High intensity cop dramas have long been a staple of Hollywood films, most of them set out to show that police officers are here to protect us (which most are); but, lately it seems that these types of films have shifted somewhat in their approach to cops. No longer are all police officers in the movies out to protect and serve the communities, now it seems that most movie cops are out only for themselves and a bigger piece of financial pie which they will take any way they can get it. A few years ago, one highly praised film focused on these morally challenged police officers with such explosiveness and realism that audiences couldn’t help but notice this changing trend in Hollywood’s police dramas. The film I’m referring to would be director Antoine Fuqua’s incredibly intense and suspenseful, critically acclaimed movie “Training Day”. Fast forward a little more to the present day, and we have ourselves yet another glimpse at the darker side of some police officers, in a film that at times feels like a semi-sequel to “Training Day”, the fast-paced, action-packed “Street Kings” starring Keanu Reeves and Forest Whitaker. Coincidentally, “Street Kings” is directed by David Ayer (“Harsh Times”), who wrote the screenplay to “Training Day”, which may explain the nagging sense of familiarity that this movie has to his earlier work.
“Street Kings” is the story of L.A. police detective Tom Ludlow (go figure a police drama set in L.A., say it isn’t so), whose career as a cop is one riddled with compromise and violence. As a member of a team of detectives overseen by Capt. Jack Wander (Forest Whitaker), Tom (Keanu Reeves) leads the other members in breaking disturbing cases, especially those with a higher profile that could find its way somehow onto the evening news. However, catching a break in some of these cases doesn’t always come without a price, and as Tom is finding out sometimes that price is much too high to pay.
With the success of “Training Day”, for which Denzel Washington won his first Best Actor Oscar, and the acclaim garnered from TV’s “The Shield”, movie studios are quickly catching on to the fact that audiences seem unable to get enough of these morally questionable characters that can often be viewed as anti-heroes. I personally thought “Training Day” was a very well made film and one deserving of any accolades it received, as was Denzel Washington in the lead role. The same can be said for “The Shield”, which just so happens to be one of my favorite shows on television; however, as good as both of these examples are, their successes can be viewed as testaments to how morally compromising our culture is becoming. The mere fact that we tolerate, and at times even root for, these anti-heroes that in another, simpler time would have been viewed as villains, says to me that the time for true heroes may be coming to an end, and it is a sad commentary on we as a people. Well, that’s enough of that kind of talk; it’s time to move onto the task at hand, sharing my thoughts on the recently released “Street Kings”.
The story for “Street Kings” is a melting pot of twists and turns, violence, excessive language, and corruption as far as the eye can see. Written by Kurt Wimmer (“Equilibrium”) and first-time screenwriter Jamie Moss, based on a story by James Ellroy (“L.A. Confidential”), “Street Kings” instantly hits the ground running and never lets up for more than a moment or two. The writing is sharp, although far too linear for any sort of mystery to ever be achieved, and the end result is clear from early on in the film. For writers such as Kurt Wimmer and James Ellroy to work on a movie such as this, I honestly expected more than what was presented, it feels like the idea was only partially thought through, so the execution was far too by-the-book. The movie’s fast-paced momentum may be partially to blame for the predictability of the movie, with its focus apparently on the action and mayhem, all of the twists are easily seen, not a single one is all that surprising, and the story just feels like a far too simplified version of much superior work that has previously been done.

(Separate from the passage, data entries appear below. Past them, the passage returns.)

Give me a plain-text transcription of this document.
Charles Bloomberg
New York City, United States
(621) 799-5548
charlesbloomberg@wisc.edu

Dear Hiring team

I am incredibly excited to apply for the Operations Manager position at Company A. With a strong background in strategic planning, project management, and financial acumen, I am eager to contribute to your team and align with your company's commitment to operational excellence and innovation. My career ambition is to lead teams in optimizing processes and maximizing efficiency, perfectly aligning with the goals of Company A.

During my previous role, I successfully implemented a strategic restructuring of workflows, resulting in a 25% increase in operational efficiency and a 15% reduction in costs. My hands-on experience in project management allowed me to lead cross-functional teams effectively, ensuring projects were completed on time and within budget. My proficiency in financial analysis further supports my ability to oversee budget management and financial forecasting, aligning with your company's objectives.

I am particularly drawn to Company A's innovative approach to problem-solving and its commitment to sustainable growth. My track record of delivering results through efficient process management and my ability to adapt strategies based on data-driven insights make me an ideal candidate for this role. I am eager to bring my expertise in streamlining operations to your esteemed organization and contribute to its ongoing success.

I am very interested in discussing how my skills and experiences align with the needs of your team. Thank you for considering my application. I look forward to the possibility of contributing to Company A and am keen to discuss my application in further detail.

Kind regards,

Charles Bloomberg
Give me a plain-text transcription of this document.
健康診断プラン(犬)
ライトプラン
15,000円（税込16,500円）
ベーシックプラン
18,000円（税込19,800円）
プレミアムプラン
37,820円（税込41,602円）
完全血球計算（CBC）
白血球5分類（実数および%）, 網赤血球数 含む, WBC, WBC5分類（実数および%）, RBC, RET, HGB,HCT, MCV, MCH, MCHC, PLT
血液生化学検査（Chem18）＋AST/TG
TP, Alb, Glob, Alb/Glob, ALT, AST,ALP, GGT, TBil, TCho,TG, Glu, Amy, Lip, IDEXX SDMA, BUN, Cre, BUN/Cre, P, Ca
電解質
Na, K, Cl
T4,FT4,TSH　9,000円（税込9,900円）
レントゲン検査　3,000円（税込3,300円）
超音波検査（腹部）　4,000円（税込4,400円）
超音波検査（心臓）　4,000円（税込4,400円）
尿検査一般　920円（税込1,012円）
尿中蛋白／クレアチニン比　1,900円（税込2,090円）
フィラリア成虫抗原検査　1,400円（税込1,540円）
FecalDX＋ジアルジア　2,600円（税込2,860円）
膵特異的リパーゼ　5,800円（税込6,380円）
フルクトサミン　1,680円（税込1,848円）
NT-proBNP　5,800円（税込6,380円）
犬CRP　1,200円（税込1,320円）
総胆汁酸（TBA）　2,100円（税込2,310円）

Leading the cast we have Keanu Reeves giving his usual one-note performance, although there are a few moments where he does show some emotion, but they are few and far between. Forest Whitaker appears to be in full on crazy mode here, as he seems to constantly be yelling or angry or something, he never once plays the character in a normal fashion. I’ve definitely seen better from Forest, a little less wild-eyed crazy man would have made his character a little easier to stomach, plus I was growing tired of both his character and his tirades in a hurry. Comprising the supporting cast we have Chris Evans (“Fantastic Four”), comedian Jay Mohr, Hugh Laurie (TV’s “House”), and a surprising appearance by Cedric the Entertainer (“Man of the House”). Out of the supporting cast I must say that Cedric was the biggest shocker, I had never seen him play a serious role before, but his reserved performance earns him much more respect in my eyes as an actor than I had previously given him. Aside from Keanu Reeve’s typically flat performance and Forest Whitaker’s inexplicably crazed one, the performances ranged anywhere from decent to very good, nothing exceptional but solid nonetheless.
“Street Kings” is generally entertaining in its own non-stop, extremely violent way; however, the plot is far too simplistic for it to be a standout achievement, and overall the movie comes off as an unofficial, not to mention unworthy, sequel to the vastly superior film “Training Day”.
“Street Kings” is rated R for violence, language, and sexuality.